Friday, September 25, 2009

DNA Replication

Before Watson and Crick suggested model for DNA, it was known that DNA undergoes self duplication or replication but there was no idea how it takes place. One of the major achievement of Watson and Crick model is that it offered basis for DNA replication.

Mechanism of Replication

Watson and Crick proposed a possible mechanism of replication based on their model. Their observation stemmed from the property of complementarity.

According to them:

(a) The hydrogen bonds between the bases of two complementary chains dissolve and the two chains unwind.

(b) Each strand maintains its integrity in the process and does not break down.

(c) Each strand acts as a template (a guide or blue print) or pattern for assembly of another strand, one which is complementary to it.

(d) The complementary strands are constructed from the building material of the nucleotides present in the cell.

(e) As the sugar phosphate back bone is assembled each nitrogen base in the original strand attracts the complementary one. The purine adenine (A) in one chain attracts the Pyrimidine (T).

Similarly T in the other original chain attracts the free units of A present in the cell.

(f) This complementary attraction by all the bases in each of the two original strands along with the assembly of sugar phosphate back bone results in the construction of two new chains, each complementary to the original old ones.

(g) The enzyme DNA polymerase catalyzes the process of replication.

Schemes for DNA replication

There are three schemes.

(1) Semi conservative replication: The above mentioned mechanism for DNA molecule replication is called semi conservative replication because the entire double helix does not remain intact when new DNA is being formed, instead two strands come apart. However each strand is preserved intact. Every daughter DNA molecule has an intact template strand and an intact newly replicated strand.

(2) Conservative Replication: It is alternative method of replication. In this type of replication the original double helix stay together and a new double stranded molecule is built up next to them. The original double helix acts as template for a new one; one daughter molecule would consist of the original parent DNA and the other daughter would be totally new DNA.

(3) Dispersive Replication: The original strands breaks down end entirely new strands are constructed from these and other in the cell. Some parts of original double helix are conserved and some parts are not.
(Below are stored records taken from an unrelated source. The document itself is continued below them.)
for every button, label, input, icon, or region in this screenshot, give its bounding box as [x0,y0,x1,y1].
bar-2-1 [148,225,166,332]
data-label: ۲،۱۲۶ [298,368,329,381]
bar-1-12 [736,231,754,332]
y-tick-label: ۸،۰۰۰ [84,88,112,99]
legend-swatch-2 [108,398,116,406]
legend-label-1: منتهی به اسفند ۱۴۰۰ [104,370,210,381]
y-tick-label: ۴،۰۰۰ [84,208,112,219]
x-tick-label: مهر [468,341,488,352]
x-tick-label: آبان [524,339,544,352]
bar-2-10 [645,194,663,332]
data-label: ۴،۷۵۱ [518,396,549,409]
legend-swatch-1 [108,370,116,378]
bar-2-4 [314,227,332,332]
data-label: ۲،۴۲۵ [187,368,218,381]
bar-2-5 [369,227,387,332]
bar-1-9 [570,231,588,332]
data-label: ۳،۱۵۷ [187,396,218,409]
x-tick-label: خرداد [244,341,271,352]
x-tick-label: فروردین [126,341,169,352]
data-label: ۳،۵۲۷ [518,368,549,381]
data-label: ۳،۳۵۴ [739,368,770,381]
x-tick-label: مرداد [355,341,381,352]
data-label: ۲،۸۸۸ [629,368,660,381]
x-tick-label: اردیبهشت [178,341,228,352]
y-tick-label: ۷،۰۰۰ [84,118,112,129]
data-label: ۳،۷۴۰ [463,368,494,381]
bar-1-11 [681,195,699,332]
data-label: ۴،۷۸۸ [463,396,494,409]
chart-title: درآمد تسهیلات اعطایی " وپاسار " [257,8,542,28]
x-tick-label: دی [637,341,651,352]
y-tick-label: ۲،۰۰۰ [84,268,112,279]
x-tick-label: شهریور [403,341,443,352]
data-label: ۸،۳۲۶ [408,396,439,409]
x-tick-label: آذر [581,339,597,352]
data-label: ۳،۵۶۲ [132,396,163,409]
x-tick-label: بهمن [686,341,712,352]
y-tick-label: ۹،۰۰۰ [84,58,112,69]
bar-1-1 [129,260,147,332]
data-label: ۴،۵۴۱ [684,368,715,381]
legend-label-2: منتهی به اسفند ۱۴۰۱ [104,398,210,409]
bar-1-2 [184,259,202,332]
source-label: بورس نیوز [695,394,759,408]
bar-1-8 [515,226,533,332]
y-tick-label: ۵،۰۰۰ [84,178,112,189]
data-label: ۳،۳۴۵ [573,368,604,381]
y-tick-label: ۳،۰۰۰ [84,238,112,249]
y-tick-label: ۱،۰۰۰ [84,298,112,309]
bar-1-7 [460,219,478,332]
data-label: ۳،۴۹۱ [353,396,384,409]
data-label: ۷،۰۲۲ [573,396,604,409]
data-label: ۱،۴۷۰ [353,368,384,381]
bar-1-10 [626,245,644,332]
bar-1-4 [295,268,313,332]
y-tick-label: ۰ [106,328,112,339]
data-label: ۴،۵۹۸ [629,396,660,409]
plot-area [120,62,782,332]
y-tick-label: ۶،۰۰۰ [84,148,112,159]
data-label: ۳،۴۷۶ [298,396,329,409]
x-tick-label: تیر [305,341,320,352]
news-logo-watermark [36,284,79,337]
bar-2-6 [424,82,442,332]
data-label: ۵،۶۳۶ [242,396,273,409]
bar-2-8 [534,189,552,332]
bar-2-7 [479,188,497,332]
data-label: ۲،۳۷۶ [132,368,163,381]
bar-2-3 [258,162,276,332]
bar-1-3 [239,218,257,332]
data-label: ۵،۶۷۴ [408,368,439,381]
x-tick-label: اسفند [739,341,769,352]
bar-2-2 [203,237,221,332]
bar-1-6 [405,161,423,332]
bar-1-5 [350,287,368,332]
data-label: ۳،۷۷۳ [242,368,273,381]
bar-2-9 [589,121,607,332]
Daughter molecules would consist of part template and part newly synthesized DNA.

EXPERIMENTAL EVIDENCE OF REPLICATION

Meselson and Stahl in 1958 provided a strong support for the concept of replication as suggested by Watson and Crick. They designed an experiment to determine the mode of DNA replication. They grew E. coli in medium containing a heavy isotope of nitrogen 15N (normal form of nitrogen is 14N). After growing for several generations on the 15N medium the DNA of E. coli becomes denser (heavy). They employed a technique called density gradient – centrifugation to determine the density of DNA strand. When extracted from cells this heavy DNA settled out in the density of DNA strands. When extracted from cells this heavy DNA settled out in the density gradient at characteristic position.

Replication is bidirectional: Carins established that replication initiates at a single site and it is bidirectional i.e. two replicating sites move in opposite directions around the circular DNA. He also determined the time of movement of this work around the circular DNA.

Replication in Eukaryotes: In Eukaryotes DNA molecules (chromosomes) are larger than in Prokaryotes and are not circular.